The bottom line: addiction is a disease. Addiction is not a lifestyle choice; any more than cancer, diabetes, or osteoarthritis are choices. Behaviors contribute to all of these diseases, but no one chooses them. Similar to other diseases, addiction causes dysfunction and impairment. Like other chronic diseases, addiction has proven risk factors, genetic predispositions, and a pathophysiologic model (the addiction cycle). As the disease progresses, the symptoms become stronger and harder to treat. Thus, addiction becomes progressively worse as the neural pathways are recurrently reinforced. Patients who struggle with addiction experience cravings or triggers (thoughts of use) even when they are in recovery for many years. The associations in the brain persist. And like other chronic diseases, there are medications that help. Medications can lessen the impairments, reduce the cravings, and disrupt the addiction cycle.

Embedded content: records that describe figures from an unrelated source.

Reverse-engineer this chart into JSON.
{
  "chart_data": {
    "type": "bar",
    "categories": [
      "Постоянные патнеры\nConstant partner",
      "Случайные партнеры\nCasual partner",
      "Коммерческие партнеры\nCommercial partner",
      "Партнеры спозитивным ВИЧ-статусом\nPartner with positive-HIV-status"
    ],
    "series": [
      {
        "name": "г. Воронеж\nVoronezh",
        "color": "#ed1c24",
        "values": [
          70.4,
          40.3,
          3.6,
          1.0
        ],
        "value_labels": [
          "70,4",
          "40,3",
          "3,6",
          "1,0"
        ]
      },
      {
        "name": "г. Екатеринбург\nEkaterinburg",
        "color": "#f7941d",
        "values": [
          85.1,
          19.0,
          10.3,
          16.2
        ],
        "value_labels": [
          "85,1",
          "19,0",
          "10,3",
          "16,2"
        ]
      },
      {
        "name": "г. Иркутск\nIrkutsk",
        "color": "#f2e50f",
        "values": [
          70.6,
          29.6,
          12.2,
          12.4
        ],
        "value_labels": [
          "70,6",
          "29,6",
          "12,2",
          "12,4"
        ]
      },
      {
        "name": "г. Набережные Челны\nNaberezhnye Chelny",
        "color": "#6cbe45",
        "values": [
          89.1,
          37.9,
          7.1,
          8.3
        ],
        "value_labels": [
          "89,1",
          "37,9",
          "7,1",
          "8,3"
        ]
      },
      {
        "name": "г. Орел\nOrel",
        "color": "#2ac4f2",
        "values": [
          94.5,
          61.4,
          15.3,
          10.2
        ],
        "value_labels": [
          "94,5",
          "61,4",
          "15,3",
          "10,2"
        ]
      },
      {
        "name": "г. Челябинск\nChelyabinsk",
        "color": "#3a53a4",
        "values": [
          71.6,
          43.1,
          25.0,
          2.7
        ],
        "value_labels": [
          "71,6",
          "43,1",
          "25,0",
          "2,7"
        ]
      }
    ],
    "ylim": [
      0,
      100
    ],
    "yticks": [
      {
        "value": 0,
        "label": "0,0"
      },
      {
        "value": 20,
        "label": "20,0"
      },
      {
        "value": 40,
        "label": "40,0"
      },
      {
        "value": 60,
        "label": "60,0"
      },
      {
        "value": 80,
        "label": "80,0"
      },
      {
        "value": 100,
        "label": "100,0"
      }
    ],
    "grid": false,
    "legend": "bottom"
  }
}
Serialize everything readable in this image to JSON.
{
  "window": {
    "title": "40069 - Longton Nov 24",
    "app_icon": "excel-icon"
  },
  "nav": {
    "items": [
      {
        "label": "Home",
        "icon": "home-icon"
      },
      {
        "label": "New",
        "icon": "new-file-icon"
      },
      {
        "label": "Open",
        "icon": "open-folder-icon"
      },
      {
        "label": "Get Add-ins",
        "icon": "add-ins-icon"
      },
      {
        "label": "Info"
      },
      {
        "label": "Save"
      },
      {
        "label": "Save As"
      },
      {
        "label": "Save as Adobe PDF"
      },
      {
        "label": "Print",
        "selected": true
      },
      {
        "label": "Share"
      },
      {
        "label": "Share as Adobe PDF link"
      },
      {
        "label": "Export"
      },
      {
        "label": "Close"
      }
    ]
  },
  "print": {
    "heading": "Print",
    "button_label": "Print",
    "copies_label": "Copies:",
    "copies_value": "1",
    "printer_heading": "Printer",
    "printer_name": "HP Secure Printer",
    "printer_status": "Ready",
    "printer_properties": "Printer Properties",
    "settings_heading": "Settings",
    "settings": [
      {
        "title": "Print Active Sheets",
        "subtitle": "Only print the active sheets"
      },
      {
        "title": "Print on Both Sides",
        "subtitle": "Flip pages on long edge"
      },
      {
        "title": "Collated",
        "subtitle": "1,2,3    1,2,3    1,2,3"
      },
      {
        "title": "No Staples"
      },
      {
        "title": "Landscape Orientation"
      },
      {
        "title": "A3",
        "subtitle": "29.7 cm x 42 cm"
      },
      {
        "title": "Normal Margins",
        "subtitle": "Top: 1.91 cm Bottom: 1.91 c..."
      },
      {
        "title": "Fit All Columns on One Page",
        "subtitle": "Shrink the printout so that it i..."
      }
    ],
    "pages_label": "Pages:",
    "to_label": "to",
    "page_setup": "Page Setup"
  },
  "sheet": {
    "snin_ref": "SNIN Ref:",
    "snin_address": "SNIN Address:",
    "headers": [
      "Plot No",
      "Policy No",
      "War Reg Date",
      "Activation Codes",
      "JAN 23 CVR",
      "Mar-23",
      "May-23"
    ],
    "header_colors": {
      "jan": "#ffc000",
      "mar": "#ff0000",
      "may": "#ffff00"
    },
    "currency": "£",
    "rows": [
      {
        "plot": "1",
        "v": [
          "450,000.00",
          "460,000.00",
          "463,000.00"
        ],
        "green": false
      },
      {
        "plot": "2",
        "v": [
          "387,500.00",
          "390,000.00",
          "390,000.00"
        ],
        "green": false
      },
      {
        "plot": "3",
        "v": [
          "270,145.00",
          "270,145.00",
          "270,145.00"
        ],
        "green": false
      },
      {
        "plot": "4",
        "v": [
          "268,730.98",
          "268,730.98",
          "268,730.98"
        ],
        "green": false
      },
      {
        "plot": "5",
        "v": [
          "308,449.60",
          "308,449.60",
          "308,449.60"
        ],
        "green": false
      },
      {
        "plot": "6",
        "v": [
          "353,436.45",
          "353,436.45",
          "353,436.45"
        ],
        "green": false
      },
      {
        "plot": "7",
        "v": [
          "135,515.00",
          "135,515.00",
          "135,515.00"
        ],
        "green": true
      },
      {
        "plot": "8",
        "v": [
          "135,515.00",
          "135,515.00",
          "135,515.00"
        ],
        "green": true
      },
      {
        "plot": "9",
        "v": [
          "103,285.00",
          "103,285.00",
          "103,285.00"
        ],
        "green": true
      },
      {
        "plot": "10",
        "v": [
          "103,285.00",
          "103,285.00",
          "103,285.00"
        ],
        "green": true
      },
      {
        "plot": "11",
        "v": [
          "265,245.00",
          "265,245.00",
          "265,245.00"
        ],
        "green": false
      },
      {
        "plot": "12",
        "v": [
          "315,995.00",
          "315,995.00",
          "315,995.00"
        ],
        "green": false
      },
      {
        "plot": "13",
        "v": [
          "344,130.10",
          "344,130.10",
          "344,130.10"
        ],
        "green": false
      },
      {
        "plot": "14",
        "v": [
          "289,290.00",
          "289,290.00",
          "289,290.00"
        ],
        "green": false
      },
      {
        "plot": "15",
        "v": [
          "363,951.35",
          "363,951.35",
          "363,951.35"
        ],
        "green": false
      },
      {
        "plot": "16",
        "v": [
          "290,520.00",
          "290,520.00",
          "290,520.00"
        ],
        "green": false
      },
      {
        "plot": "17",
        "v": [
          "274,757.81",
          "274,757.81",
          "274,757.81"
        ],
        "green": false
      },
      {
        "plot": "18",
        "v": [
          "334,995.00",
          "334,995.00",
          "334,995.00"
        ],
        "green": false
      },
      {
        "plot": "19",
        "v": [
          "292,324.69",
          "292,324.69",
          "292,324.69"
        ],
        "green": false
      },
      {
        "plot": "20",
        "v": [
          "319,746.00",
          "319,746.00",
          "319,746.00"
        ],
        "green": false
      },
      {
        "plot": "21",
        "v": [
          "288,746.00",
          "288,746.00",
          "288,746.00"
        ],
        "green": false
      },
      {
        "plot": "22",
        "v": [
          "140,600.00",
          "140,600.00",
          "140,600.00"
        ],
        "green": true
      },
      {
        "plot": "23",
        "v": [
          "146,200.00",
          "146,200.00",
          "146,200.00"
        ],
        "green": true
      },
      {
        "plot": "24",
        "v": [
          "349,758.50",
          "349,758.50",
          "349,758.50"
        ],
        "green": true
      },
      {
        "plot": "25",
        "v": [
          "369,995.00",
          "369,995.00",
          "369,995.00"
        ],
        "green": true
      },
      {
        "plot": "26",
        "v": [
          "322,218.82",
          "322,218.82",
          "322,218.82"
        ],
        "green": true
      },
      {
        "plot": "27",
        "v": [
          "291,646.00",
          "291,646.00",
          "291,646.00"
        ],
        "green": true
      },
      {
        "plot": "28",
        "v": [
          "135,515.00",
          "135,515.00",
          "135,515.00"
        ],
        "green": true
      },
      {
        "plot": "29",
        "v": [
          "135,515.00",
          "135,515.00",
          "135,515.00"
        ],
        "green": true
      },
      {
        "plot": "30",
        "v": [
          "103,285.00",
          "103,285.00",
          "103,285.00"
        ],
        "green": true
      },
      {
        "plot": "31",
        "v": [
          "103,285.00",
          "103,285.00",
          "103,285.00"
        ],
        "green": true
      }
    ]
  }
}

When we understand that addiction is a disease, we are more likely to offer help, display compassion, and be a supportive advocate to those in need.
References
Volkow ND, Koob GF, McLellan AT. Neurobiological Advances from the Brain Disease Model of Addiction. N Engl J Med 2016; 374: 363–371.
Batalla A, Homberg JR, Lipina TV, et al. The Role of the Habenula in the Transition from Reward to Misery in Substance Use and Mood Disorders. Neurosci Biobehav Rev 2017; 80: 276–285. doi:10.1016/j.neubiorev.2017.03.019.
Galanter M and Kleber HD. The American Psychiatric Publishing Textbook of Substance Abuse Treatment. American Psychiatric Publishing, 2015.
Sadock BJ, Sadock VA, and Ruiz P. Kaplan & Sadock’s Synopsis of Psychiatry: Behavioral Sciences/Clinical Psychiatry, 11th edition. Lippincott Williams & Wilkins, 2015.